Impact of Climate Change on Wind Power Generation Studied Using Multivariate Copula Downscaling: A Case Study in Northwestern China

Climate change can modify regional wind power generation ability, as it may affect wind speed. Here, we developed a multivariate copula downscaling (MvCD) approach to statistically downscale the near-surface wind speed of CMIP5 global climate models (GCMs) to the scale of wind farms in Urumqi, China. The low computational cost and high random analysis capability of this approach allowed the rapid assessment of projected changes and randomness from nine GCMs, spanning a range of potential futures under four scenarios.
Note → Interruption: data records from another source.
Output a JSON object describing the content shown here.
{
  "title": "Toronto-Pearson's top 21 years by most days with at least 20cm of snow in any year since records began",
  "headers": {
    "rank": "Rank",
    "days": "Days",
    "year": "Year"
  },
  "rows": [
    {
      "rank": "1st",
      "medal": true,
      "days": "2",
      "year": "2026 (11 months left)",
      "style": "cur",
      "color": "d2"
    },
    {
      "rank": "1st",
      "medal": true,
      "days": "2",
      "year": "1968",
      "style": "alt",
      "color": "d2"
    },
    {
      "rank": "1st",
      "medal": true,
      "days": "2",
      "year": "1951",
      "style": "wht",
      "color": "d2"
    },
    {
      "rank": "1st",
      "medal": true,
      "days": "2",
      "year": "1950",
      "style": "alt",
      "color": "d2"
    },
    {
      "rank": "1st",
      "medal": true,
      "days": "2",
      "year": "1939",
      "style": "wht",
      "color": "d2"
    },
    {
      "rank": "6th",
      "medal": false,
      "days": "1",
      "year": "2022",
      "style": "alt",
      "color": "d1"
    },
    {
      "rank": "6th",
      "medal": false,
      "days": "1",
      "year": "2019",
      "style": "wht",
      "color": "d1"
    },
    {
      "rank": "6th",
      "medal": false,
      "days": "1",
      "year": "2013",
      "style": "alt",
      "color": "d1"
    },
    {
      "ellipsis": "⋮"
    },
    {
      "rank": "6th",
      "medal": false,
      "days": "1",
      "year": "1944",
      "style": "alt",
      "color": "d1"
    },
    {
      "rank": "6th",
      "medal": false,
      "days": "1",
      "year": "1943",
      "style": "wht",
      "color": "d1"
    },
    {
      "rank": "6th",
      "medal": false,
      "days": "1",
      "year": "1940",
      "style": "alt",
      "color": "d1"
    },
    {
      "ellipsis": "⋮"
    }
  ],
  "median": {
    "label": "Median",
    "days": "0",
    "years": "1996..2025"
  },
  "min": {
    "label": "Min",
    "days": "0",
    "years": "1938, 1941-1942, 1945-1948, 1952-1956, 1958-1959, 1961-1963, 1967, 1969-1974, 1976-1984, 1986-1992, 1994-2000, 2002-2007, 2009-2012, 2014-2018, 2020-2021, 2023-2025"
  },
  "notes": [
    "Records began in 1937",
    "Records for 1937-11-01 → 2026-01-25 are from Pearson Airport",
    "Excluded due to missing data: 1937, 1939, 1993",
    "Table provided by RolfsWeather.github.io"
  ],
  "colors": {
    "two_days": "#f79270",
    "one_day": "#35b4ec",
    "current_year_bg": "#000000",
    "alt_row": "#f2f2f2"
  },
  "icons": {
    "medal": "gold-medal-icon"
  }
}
Simulation data from multiple GCMs and historical data of the study area were incorporated into the MvCD to generate a high dimensional multivariate copula. Thereafter, the high dimensional multivariate copula was further used to identify future wind speed patterns based on multiple GCMs under different CO 2 emission scenarios. The estimated amount of wind power generation was obtained using future wind speed data. Results revealed the regional characteristics and periodicity of wind speed for Urumqi in the future. Wind power generation results revealed the impacts of climate changes on regional wind power generation and indicated that high wind speeds would occur from June to September and low wind speeds would occur from December to March in future scenarios. Wind speed would be more extreme under each scenario in the future than before. The highest and lowest wind speeds will increase and decrease, respectively. Sustained high winds would increase the potential of wind power generation in the future. Wind instability based on CO 2 emission increases will lead to wind power being curtailed and low wind-power generation.